# seachem fuel



## videosilva (Oct 14, 2013)

Does anyone use seachem fuel ? If you do what do you think of it ?

I have been using it for a few weeks now it is like STEROIDS for corals. If you are not using it do a search and read some of the reviews.


----------



## aquatic_expressions (Mar 17, 2006)

*Seachem*

I have used Seachem's Aquavitro line of products and I'm exceptionally happy with the results I have and ease of use.

I currently use AquaVitro Salinity, Calcification, Ions, & Eight Four.

Instead of Fuel I am currently using Julian Sprungs AcroPower but can't comment on the claims or effectiveness as I have only used it for one week and it is too soon to give my two cents on it.


----------



## Flexin5 (Nov 12, 2011)

i use fuel; but i would only suggest it if you have a low nutrient system. i'm suffering from pale sps colors, and after finding out with quality test kits (hanna & salifert) that there are no traces of phosphate and nitrite i decided to use it. 

alot of sps have exploded in growth, and some totaly washed out, no color at all sps have started to gain color back aswell. i'm still suffering from pale sps but to all of a sudden bring back color to sps that i thought were completly dead was amazing. 

if you are going to dose it, i suggest taking it very slowly, as it can cause an algae bloom of green or red slime algae.


----------



## Taipan (Feb 12, 2012)

From my experience.....It works well but is very strong stuff. It's potent.


That being said; I do find a difference in coral colours and growth when using it. I don't use it/dose it religiously; only when I remember to.

A couple of things to note:

- expect a bit of a noticeable algae bloom on the glass of your display after using it.

- anemones don't seem to take well to it if you overdose (like anything else) or dose it in a specific area near the anemones.

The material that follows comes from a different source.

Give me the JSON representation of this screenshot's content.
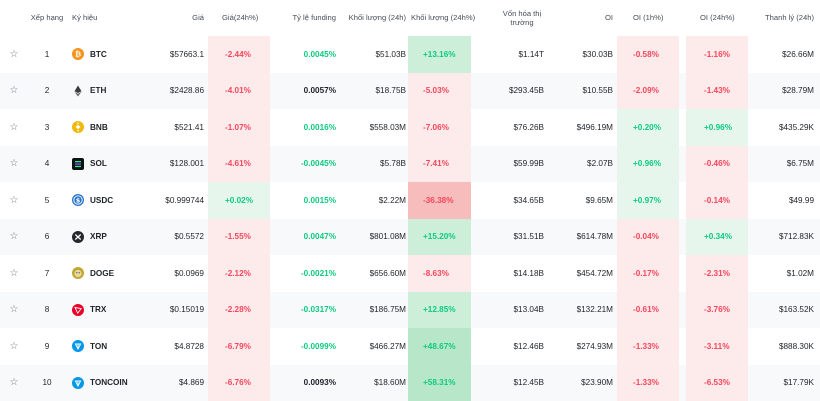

- I also found GSP out of all things; are also quite sensitive to it as well.


----------



## aln (Jan 26, 2010)

i got a bottle of fuel as a gift to try but have not tried it yet. read alot of reviews for it though and most of them were good. alot of people starts with 1/2 the recommanded dose so im going to be trying that soon.


----------



## altcharacter (Jan 10, 2011)

Al, bring that bottle over my house and I'll trade you some water dude!! I'd like to try out a bit to see how it works on my tank


----------



## aln (Jan 26, 2010)

altcharacter said:


> Al, bring that bottle over my house and I'll trade you some water dude!! I'd like to try out a bit to see how it works on my tank


Hahaha nice!! How much you want? I still have to opening it. I'm going to try dosing it this weekend maybe. I'm almost done my remix big almost water too. Can't wait to start mixing my own lol


----------



## jd81 (Dec 16, 2011)

Anybody knows which LFS carries it?


----------



## CanadaCorals.com (May 12, 2013)

jd81 said:


> Anybody knows which LFS carries it?


We have it. 

Not just Fuel but the entire AquaVitro line.


----------



## Taipan (Feb 12, 2012)

In no particular order:

Aquatic Kingdom
North American Fish Breeders
Big Al's
Sea U Marine
Canada Corals

All carry the Seachem Aquavitro Line.


----------



## jd81 (Dec 16, 2011)

CanadaCorals.com said:


> We have it.
> Not just Fuel but the entire AquaVitro line.





Taipan said:


> In no particular order:
> 
> Aquatic Kingdom
> North American Fish Breeders
> ...


Thanks. I guess I don't pay enough attention to the additives section


----------



## Letigrama (Jul 6, 2008)

Is working great for me. Half dose every week. My nems don't mind at all. It haa helped my hammer and elegance and ricordeas and rooms as well


----------